Written by Vishwamber ShettySolution Architect
Most businesses believe the right blend of Customer Engagement & Enterprise Resource Planning is the key to success. Hence, the focus is on improving visibility and having a centralized source of truth for the entire customer lifecycle from lead, quote, order, cash, and eventually revenue recognition. In addition, many companies are struggling to maintain an accurate source of truth for their critical financial metrics. These metrics are essential, especially in today’s day and age, when companies are beginning to make data-driven decisions.
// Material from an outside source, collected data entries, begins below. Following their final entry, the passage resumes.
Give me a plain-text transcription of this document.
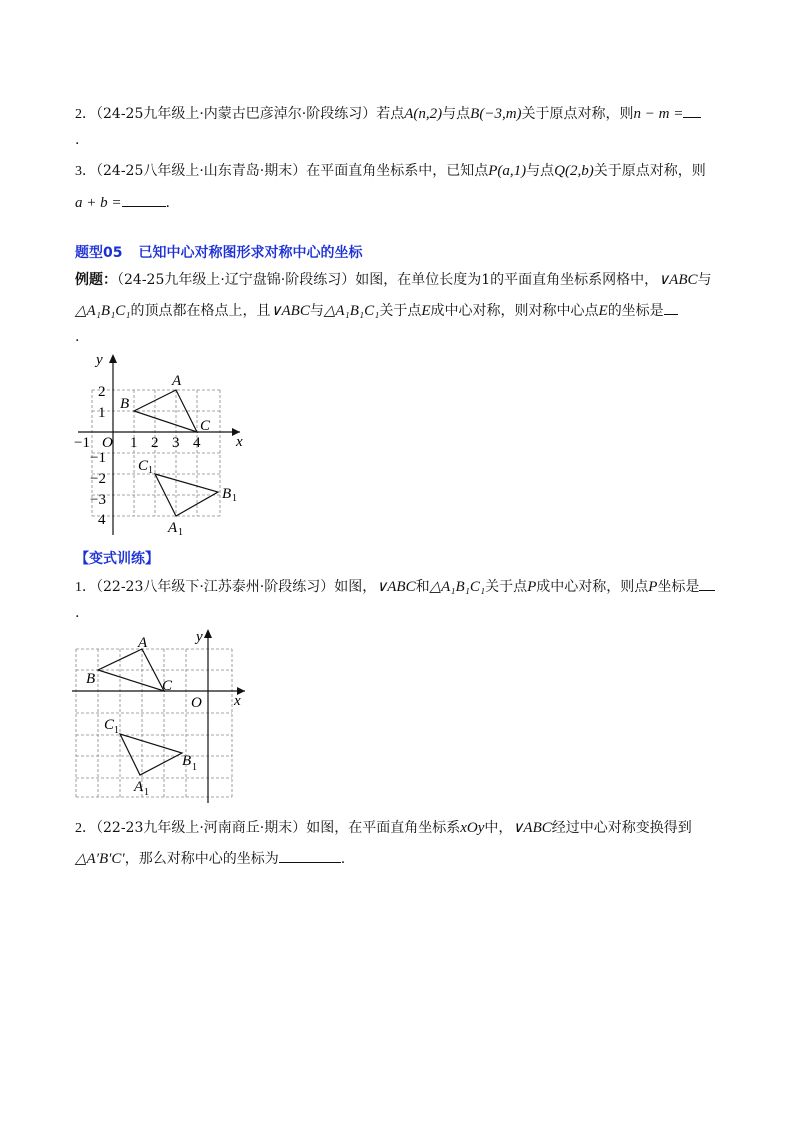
2．（24-25九年级上·内蒙古巴彦淖尔·阶段练习）若点A(n,2)与点B(−3,m)关于原点对称，则n − m =
.
3．（24-25八年级上·山东青岛·期末）在平面直角坐标系中，已知点P(a,1)与点Q(2,b)关于原点对称，则
a + b =	.
题型05 已知中心对称图形求对称中心的坐标
例题：（24-25九年级上·辽宁盘锦·阶段练习）如图，在单位长度为1的平面直角坐标系网格中，∨ABC与
△A₁B₁C₁的顶点都在格点上，且∨ABC与△A₁B₁C₁关于点E成中心对称，则对称中心点E的坐标是
.
y
x
O
−1	1 2 3 4
2
1
−1
−2
−3
4
A
B
C
C 1
B 1
A 1
【变式训练】
1．（22-23八年级下·江苏泰州·阶段练习）如图，∨ABC和△A₁B₁C₁关于点P成中心对称，则点P坐标是
.
y
x
O
A
B	C
C 1
B 1
A 1
2．（22-23九年级上·河南商丘·期末）如图，在平面直角坐标系xOy中，∨ABC经过中心对称变换得到
△A′B′C′，那么对称中心的坐标为	.
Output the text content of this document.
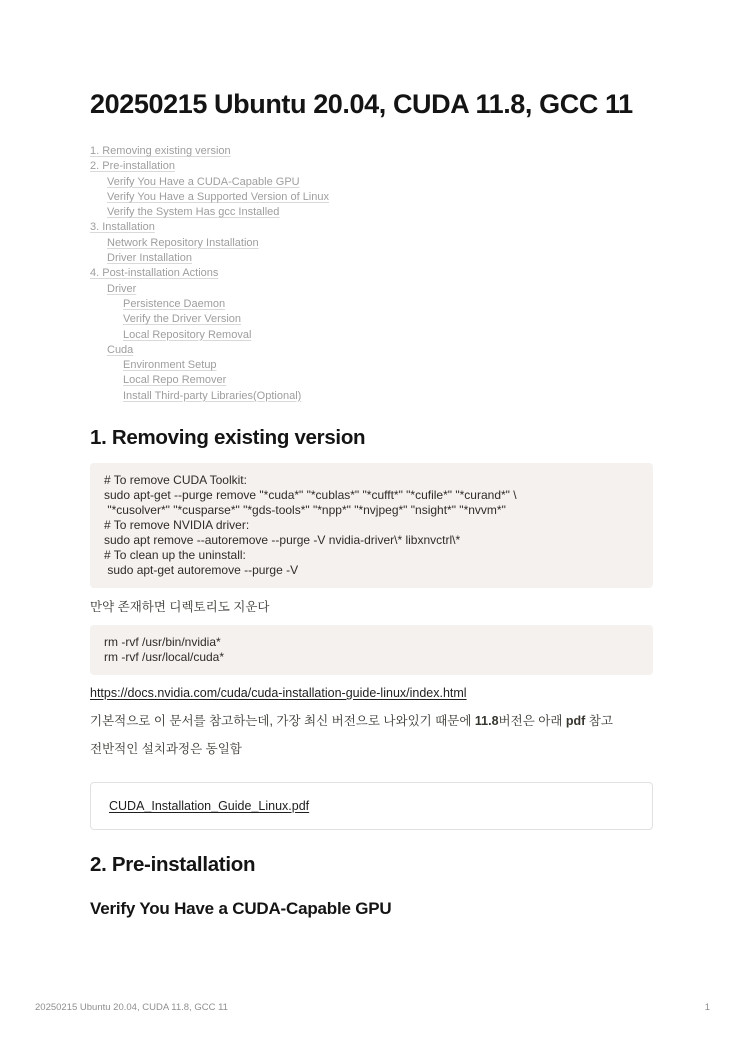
20250215 Ubuntu 20.04, CUDA 11.8, GCC 11
1. Removing existing version
2. Pre-installation
Verify You Have a CUDA-Capable GPU
Verify You Have a Supported Version of Linux
Verify the System Has gcc Installed
3. Installation
Network Repository Installation
Driver Installation
4. Post-installation Actions
Driver
Persistence Daemon
Verify the Driver Version
Local Repository Removal
Cuda
Environment Setup
Local Repo Remover
Install Third-party Libraries(Optional)
1. Removing existing version
# To remove CUDA Toolkit:
sudo apt-get --purge remove "*cuda*" "*cublas*" "*cufft*" "*cufile*" "*curand*" \
"*cusolver*" "*cusparse*" "*gds-tools*" "*npp*" "*nvjpeg*" "nsight*" "*nvvm*"
# To remove NVIDIA driver:
sudo apt remove --autoremove --purge -V nvidia-driver\* libxnvctrl\*
# To clean up the uninstall:
sudo apt-get autoremove --purge -V

만약 존재하면 디렉토리도 지운다

rm -rvf /usr/bin/nvidia*
rm -rvf /usr/local/cuda*

https://docs.nvidia.com/cuda/cuda-installation-guide-linux/index.html

기본적으로 이 문서를 참고하는데, 가장 최신 버전으로 나와있기 때문에 11.8버전은 아래 pdf 참고

전반적인 설치과정은 동일함

CUDA_Installation_Guide_Linux.pdf
2. Pre-installation
Verify You Have a CUDA-Capable GPU
20250215 Ubuntu 20.04, CUDA 11.8, GCC 11	1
Salesforce CRM Cloud is the pioneer of CRM applications, and it is also one of the go-to applications for Sales & Service enablement. In addition, through multiple acquisitions, Salesforce has entered into new areas such as Marketing, Analytics, Quote to Cash, and Healthcare.
Salesforce also provides a platform as a service. This has enabled multiple enterprises and mid-scale customers to build ERPs and custom applications, in addition to Salesforces’ CRM underlying data model, to try and create a utopian dream of having ERP, CRM and all custom applications within the same system.
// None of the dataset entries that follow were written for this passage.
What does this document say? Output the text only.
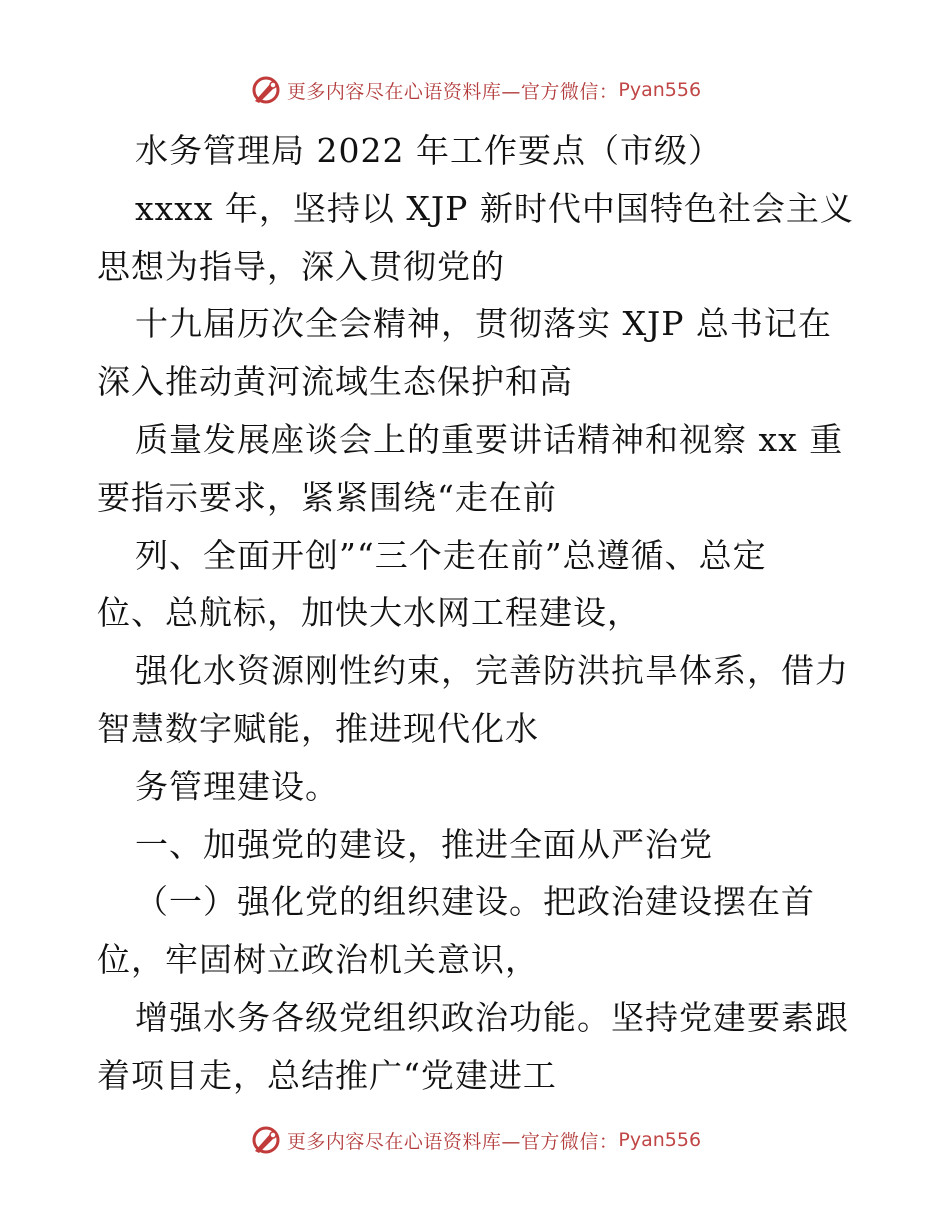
更多内容尽在心语资料库—官方微信： Pyan556
水务管理局 2022 年工作要点（市级）
xxxx 年，坚持以 XJP 新时代中国特色社会主义
思想为指导，深入贯彻党的
十九届历次全会精神，贯彻落实 XJP 总书记在
深入推动黄河流域生态保护和高
质量发展座谈会上的重要讲话精神和视察 xx 重
要指示要求，紧紧围绕“走在前
列、全面开创”“三个走在前”总遵循、总定
位、总航标，加快大水网工程建设，
强化水资源刚性约束，完善防洪抗旱体系，借力
智慧数字赋能，推进现代化水
务管理建设。
一、加强党的建设，推进全面从严治党
（一）强化党的组织建设。把政治建设摆在首
位，牢固树立政治机关意识，
增强水务各级党组织政治功能。坚持党建要素跟
着项目走，总结推广“党建进工
更多内容尽在心语资料库—官方微信： Pyan556
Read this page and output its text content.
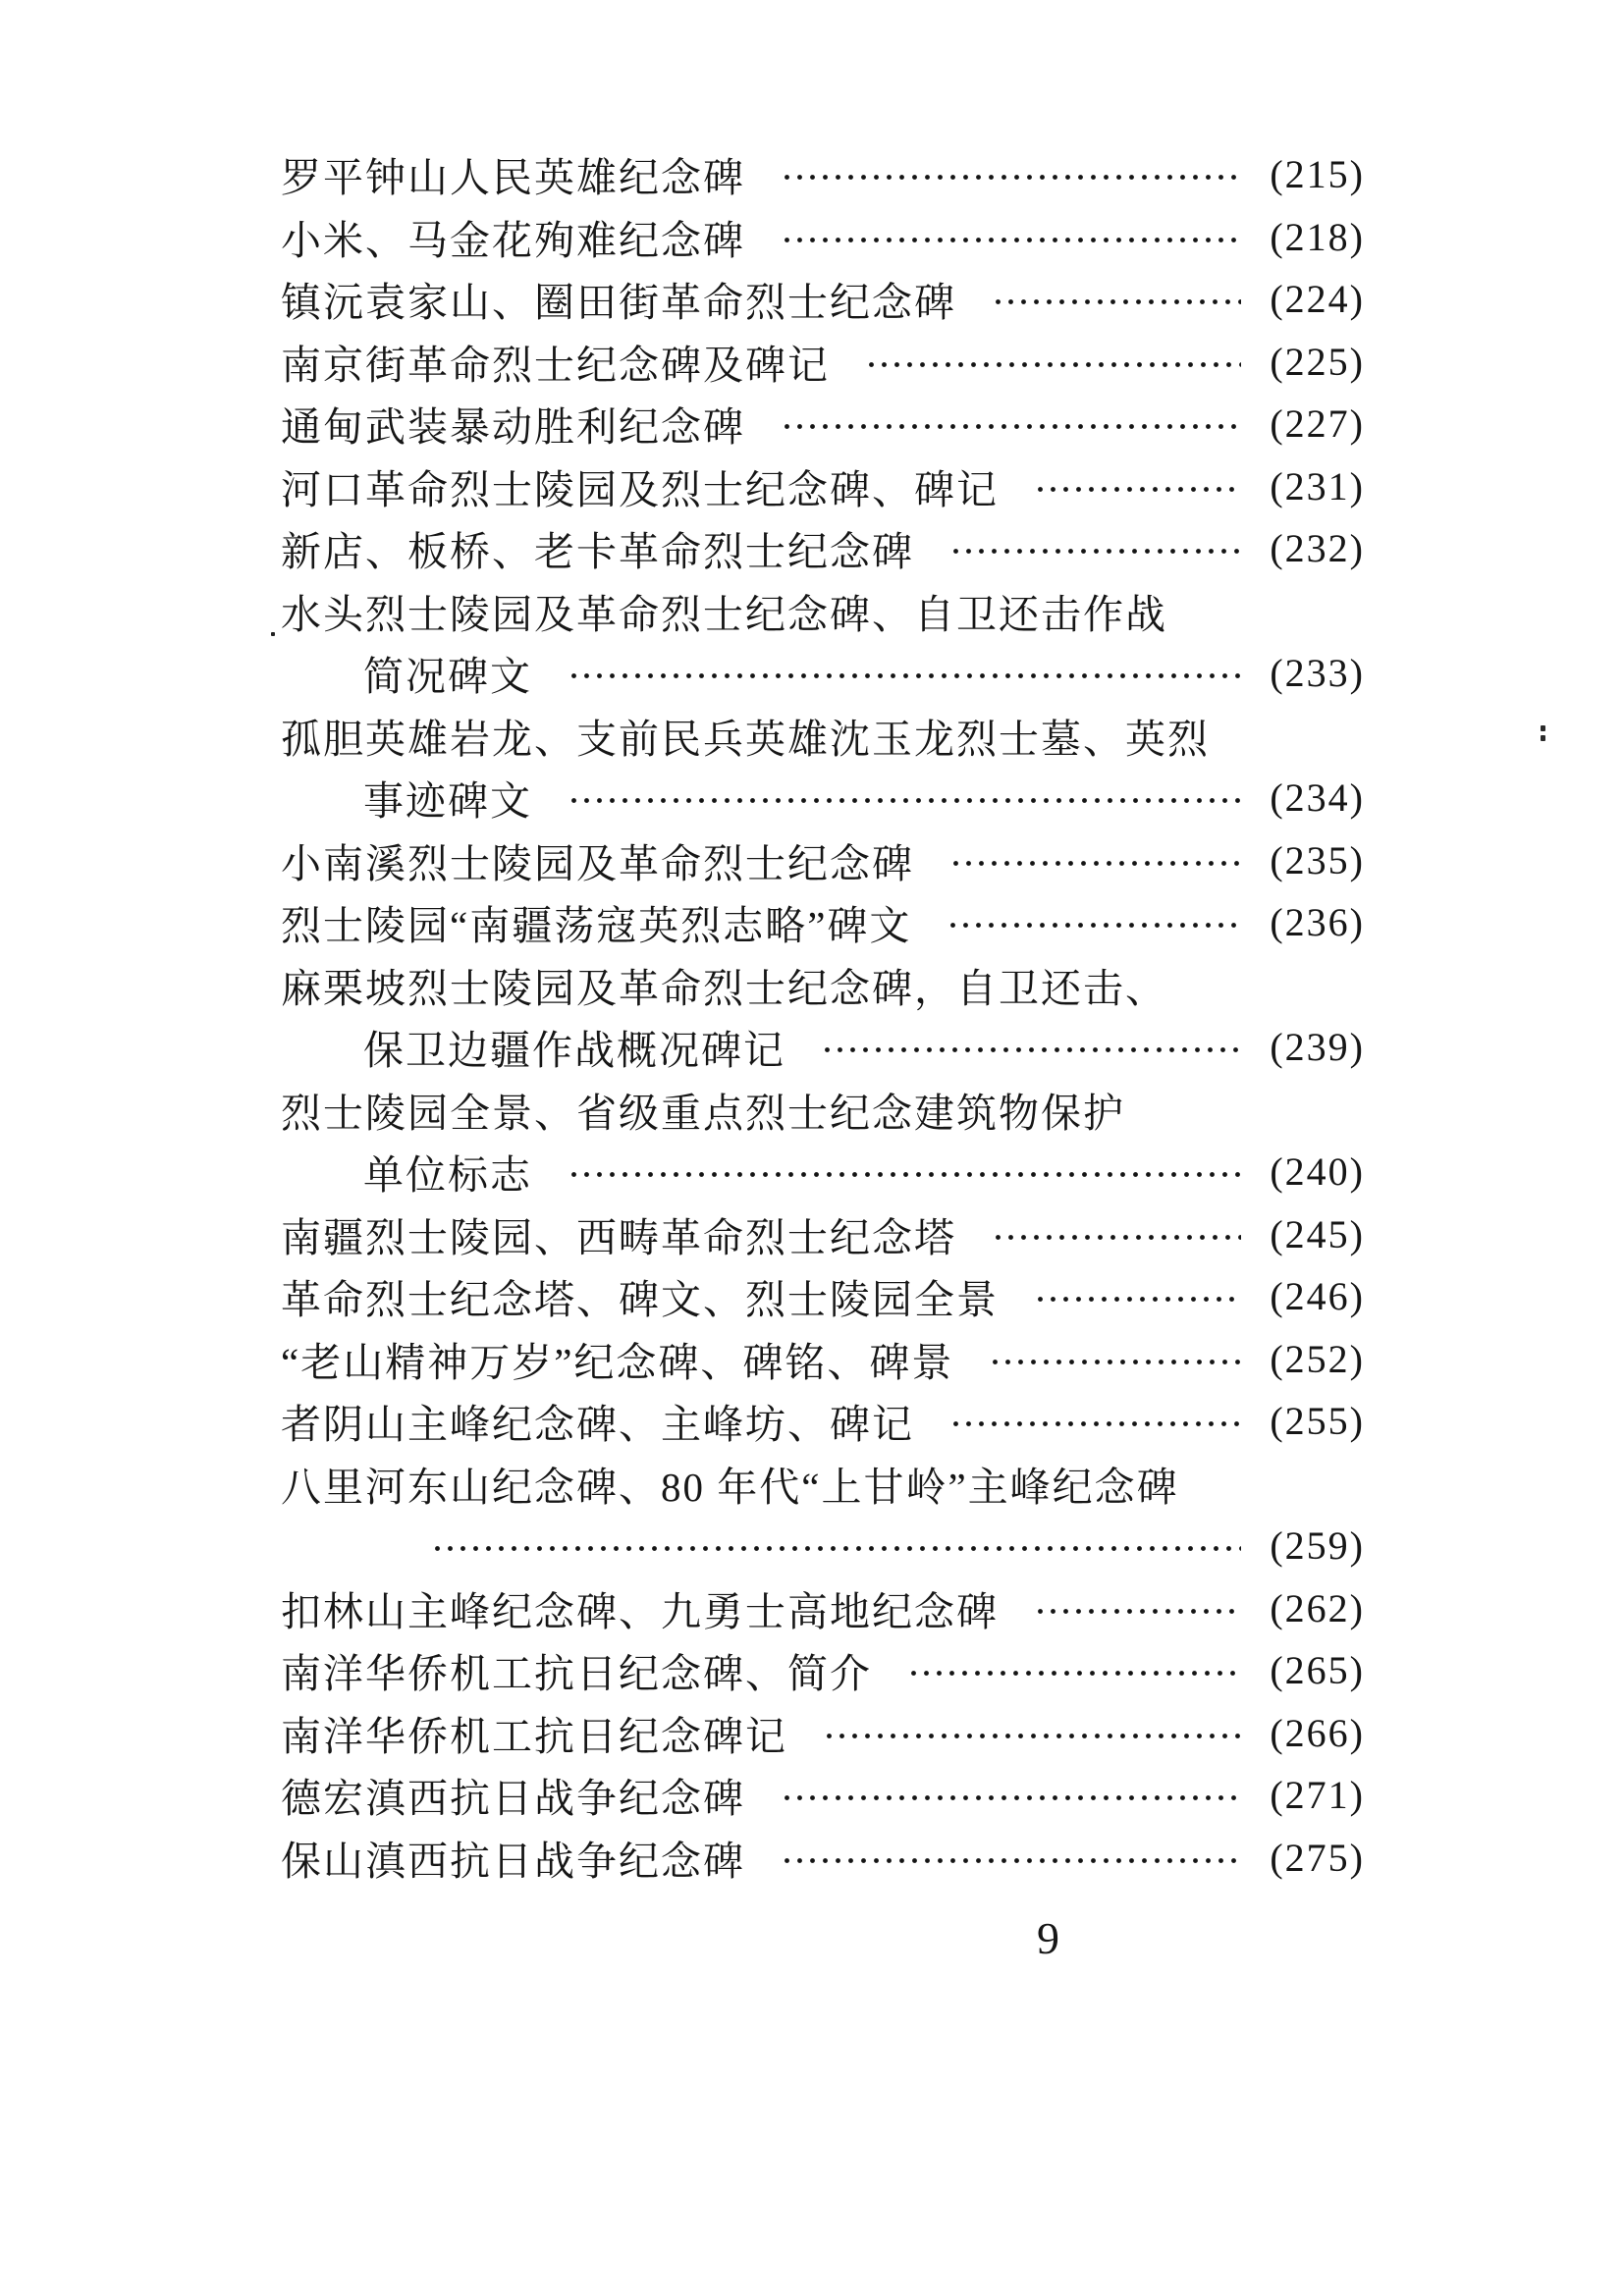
罗平钟山人民英雄纪念碑	(215)
小米、马金花殉难纪念碑	(218)
镇沅袁家山、圈田街革命烈士纪念碑	(224)
南京街革命烈士纪念碑及碑记	(225)
通甸武装暴动胜利纪念碑	(227)
河口革命烈士陵园及烈士纪念碑、碑记	(231)
新店、板桥、老卡革命烈士纪念碑	(232)
水头烈士陵园及革命烈士纪念碑、自卫还击作战
简况碑文	(233)
孤胆英雄岩龙、支前民兵英雄沈玉龙烈士墓、英烈
事迹碑文	(234)
小南溪烈士陵园及革命烈士纪念碑	(235)
烈士陵园“南疆荡寇英烈志略”碑文	(236)
麻栗坡烈士陵园及革命烈士纪念碑，自卫还击、
保卫边疆作战概况碑记	(239)
烈士陵园全景、省级重点烈士纪念建筑物保护
单位标志	(240)
南疆烈士陵园、西畴革命烈士纪念塔	(245)
革命烈士纪念塔、碑文、烈士陵园全景	(246)
“老山精神万岁”纪念碑、碑铭、碑景	(252)
者阴山主峰纪念碑、主峰坊、碑记	(255)
八里河东山纪念碑、80 年代“上甘岭”主峰纪念碑
(259)
扣林山主峰纪念碑、九勇士高地纪念碑	(262)
南洋华侨机工抗日纪念碑、简介	(265)
南洋华侨机工抗日纪念碑记	(266)
德宏滇西抗日战争纪念碑	(271)
保山滇西抗日战争纪念碑	(275)
9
Unfortunately, this creates several unexpected problems. One of the main problems includes stripping the Salesforce CRM platform of what it was initially built to do and re-architecting it from scratch. By doing so, one relinquishes all the time and resources spent by Salesforce CRM in developing an industry-leading product and instead puts trust in the hands of far smaller and less capable vendors, pitting them against the technical prowess and industry expertise of any ERP giant. Hence, it is safe to say that one is not likely to get the most innovative Cloud ERP with this approach.
Oracle NetSuite is another cloud-based application developed around the same time as Salesforce and has long been a compelling and credible platform in the ERP applications space. Currently, NetSuite is considered the number one Cloud-based ERP system.
NetSuite has been acquired by Oracle and has gotten a rich product portfolio, including Financial Management, Accounting, and revenue management.
Like Salesforce CRM, many third-party organizations have created several add-on applications or tools in NetSuite, touting the dream of an all-in-one solution. However, most of these organizations are not accounting for the fact that these solutions were not developed by the collective product development powerhouse of NetSuite, but rather a much smaller and less capable organization.
Yes, all-in-one solutions are possible. However, it is essential to pick the right tool for the right job. As a leading implementation partner, we at Royal Cyber get asked this question numerous times. We strongly encourage and recommend that customers select the best and most proven tool for the job. While looking for a platform, one should check if the tool can perform and execute the primary function.
Whenever there is a discussion on integration between two systems, the framework for the scoping process always begins with not a technical but functional debate. First, we need to analyze how this integration would be beneficial in achieving business objectives and observe if we are getting the desired outcomes.
In the sample flow above, we have demonstrated a basic life cycle from Lead to General Ledger.
In this case, Salesforce CRM handles the Leads and Opportunities. If the Opportunity is Closed Won, then the data is sent to NetSuite to create an Order. If the Ordered item is subscription-based, then a Send request is sent by Salesforce CRM to create a contract and sign it. Until the contract is signed, NetSuite waits, after which it continues to process the Order, generate the Invoice, collect the Payment, update the Customer Credit profile on both platforms, NetSuite and Salesforce CRM, recognize the revenue and finally pushes the data to General Ledger.
The advantage of this kind of an integrated solution is that Salesforce CRM can do what it was designed to do – handle the sales cycle while simultaneously allowing NetSuite to do what it is intended to do – manage the ERP process, including the financials. So here, the organization would not be investing time in reinventing the wheel of building ERP capabilities in Salesforce CRM or building Sales processes in NetSuite; instead, the organization is investing in designing the integration between these two systems.
This integration can be built; a significant factor includes the organization’s existing IT footprint and its future plans. The primary approaches include:
Many kinds of middlewares are available that charge a monthly or annual subscription fee in exchange for a host of pre-built and low-code integration tools. Several enterprise-level and mid-scale companies currently opt for this approach due to its relative simplicity and reliability.
This option is for companies who prefer to build versus buy. This method allows companies to save on recurring license and subscription fees but requires them to invest in a one-time development cost. These integrations can serve a specific purpose, but there is a possibility of re-developing the complete integration for any future changes.